According to this embodiment, a laser diode bar 1 is sandwiched between silicon bars 2 in the same conventional sputtering apparatus as shown in FIG. They are arranged with the electrode 6 side facing upward, and dry etching is performed in a plasma of Freon gas or the like.

Figure 1 is a diagram of a dry etching process using a reactive sputter etching method, showing one example of the present invention.
A diode bar 1 is set on a cathode electrode 8 of a reactive sputter etching device, and a Freon gas plasma is generated between it and a counter electrode 9 to perform dry etching. Freon gas is (CF4+H2) or (CF
4+O2) is fine.

When etching is performed in this state, due to the characteristics of reactive sputter etching, the silicon nitride film attached to the end face remains unetched, and only the silicon nitride film that has spread to the electrode 6 side is removed.

Therefore, it becomes possible to attach the silicon nitride film only to the end faces.

FIG. 2 shows a dry etching process diagram using an ion milling method showing another embodiment of the present invention. According to this embodiment, a laser diode--doper 1 is placed on a holder 11 facing an ion source 10 and is pierced, etched, and etched with parallel Beargon ions or the like. However, in the case of the ion scilling method, although the directionality of etching is better than that of the reactive sputter etching method,
In order to ensure that the electrode 6 is etched about three times faster than the silicon nitride film, it is necessary to increase the initial thickness of the electrode.

〔Effect of the invention〕

As described above, according to the present invention, it is possible to completely remove the silicon nitride film that is the end face reflection film that has gone around to the electrode side. As a result, the adhesion between the heat sink and the laser diode is perfect, and electrical resistance and thermal resistance can also be reduced. Therefore, an increase in thermal resistance due to poor adhesion is eliminated, and the image of the laser oscillation characteristics is significantly improved.

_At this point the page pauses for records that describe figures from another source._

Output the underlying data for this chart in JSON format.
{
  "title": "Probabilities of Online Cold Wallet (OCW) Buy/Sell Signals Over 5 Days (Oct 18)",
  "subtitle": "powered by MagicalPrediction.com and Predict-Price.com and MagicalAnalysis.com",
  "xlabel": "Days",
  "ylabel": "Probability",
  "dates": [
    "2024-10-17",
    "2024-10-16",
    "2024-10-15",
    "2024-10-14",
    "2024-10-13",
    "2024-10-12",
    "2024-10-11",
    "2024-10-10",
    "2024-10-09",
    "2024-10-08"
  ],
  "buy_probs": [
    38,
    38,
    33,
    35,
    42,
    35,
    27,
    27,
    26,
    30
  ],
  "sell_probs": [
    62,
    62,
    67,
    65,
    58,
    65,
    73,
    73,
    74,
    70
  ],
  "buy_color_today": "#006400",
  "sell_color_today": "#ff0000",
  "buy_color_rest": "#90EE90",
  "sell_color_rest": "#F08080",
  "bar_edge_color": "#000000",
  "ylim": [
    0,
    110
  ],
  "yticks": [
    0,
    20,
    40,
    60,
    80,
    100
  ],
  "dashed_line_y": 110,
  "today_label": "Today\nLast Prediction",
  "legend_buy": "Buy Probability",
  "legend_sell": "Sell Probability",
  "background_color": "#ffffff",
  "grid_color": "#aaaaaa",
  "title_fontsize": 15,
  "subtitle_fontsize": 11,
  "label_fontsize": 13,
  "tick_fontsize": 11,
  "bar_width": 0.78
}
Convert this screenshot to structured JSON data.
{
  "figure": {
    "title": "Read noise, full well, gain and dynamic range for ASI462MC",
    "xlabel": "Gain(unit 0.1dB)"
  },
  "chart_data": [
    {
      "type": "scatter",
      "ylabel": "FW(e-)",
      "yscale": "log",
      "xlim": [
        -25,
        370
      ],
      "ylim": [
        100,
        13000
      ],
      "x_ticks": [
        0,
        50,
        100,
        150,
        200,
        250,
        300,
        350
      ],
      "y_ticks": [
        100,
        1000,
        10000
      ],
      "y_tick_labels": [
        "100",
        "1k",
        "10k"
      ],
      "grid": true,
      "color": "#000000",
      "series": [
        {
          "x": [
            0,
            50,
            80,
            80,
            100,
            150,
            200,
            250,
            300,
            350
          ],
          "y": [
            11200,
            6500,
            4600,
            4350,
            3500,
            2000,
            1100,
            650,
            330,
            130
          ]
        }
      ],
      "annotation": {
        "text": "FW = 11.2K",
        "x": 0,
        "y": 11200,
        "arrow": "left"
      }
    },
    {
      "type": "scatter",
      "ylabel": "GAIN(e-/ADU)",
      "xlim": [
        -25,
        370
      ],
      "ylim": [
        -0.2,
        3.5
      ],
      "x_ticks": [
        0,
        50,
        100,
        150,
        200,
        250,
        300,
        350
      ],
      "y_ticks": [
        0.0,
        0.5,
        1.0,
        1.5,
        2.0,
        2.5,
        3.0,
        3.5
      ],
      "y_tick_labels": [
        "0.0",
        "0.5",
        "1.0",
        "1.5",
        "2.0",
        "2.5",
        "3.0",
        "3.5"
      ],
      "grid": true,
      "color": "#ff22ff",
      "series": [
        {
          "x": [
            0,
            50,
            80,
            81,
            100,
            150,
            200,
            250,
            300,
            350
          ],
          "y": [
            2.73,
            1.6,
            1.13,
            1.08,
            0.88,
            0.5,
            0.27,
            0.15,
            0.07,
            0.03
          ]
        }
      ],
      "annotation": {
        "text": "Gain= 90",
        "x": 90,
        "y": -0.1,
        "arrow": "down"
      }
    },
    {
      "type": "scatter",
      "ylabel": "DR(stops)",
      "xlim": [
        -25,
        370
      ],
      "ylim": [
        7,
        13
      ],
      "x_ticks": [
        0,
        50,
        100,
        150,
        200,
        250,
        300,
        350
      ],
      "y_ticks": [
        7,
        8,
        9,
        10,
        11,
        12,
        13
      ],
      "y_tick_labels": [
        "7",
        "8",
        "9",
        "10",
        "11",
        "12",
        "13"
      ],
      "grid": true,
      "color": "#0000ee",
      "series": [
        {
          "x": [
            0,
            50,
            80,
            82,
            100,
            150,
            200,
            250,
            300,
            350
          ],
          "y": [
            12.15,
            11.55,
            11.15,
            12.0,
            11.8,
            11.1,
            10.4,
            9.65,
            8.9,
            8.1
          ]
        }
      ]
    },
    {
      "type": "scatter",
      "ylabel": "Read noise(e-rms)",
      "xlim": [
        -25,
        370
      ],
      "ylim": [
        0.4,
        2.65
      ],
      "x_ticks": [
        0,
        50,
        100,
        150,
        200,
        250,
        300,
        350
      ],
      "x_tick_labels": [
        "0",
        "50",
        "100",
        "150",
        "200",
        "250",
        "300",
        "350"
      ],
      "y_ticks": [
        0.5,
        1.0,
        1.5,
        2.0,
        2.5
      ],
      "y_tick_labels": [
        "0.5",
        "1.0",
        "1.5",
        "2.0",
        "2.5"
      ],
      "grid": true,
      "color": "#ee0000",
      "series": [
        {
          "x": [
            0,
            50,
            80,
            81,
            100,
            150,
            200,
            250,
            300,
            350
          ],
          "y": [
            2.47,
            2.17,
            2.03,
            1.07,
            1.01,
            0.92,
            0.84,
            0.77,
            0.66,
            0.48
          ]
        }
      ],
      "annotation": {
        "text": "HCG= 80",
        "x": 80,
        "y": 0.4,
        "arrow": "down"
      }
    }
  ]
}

[Brief explanation of the drawing]

FIG. 1 is a diagram of a dry etching process using a reactive sputter etching method showing one embodiment of the present invention, FIG. 2 is a diagram of a dry etching process using an ion milling method showing another embodiment of the present invention, and FIG. The figure is a diagram showing a conventional process for forming an edge reflection film in a semiconductor laser diode, and FIG. 4 is a diagram showing an adhesion state of an edge reflection film formed by the conventional method. 1°...Laser diode bar, 2...
...Silicon nitride film, 3...Pinching jig,
4...Silicon nitride film target, 5...
... Edge reflective film, 6... Electrode, 7...
Surrounding reflective film, 8... Cathode electrode, 9...
...Counter electrode, 10...Ion source,
11 Kawakawa Holder. Agent Patent Attorney Susumu Uchihara / L-Fj″ikuo L-high °- 12 figures) b. figure

Claims (1)

[Claims] A semiconductor device comprising the steps of forming an end face reflective film by high-frequency sputtering a silicon nitride film on the end face of a laser diode element, and dry etching the electrode forming surface of the laser diode element including the end face reflective film. manufacturing method.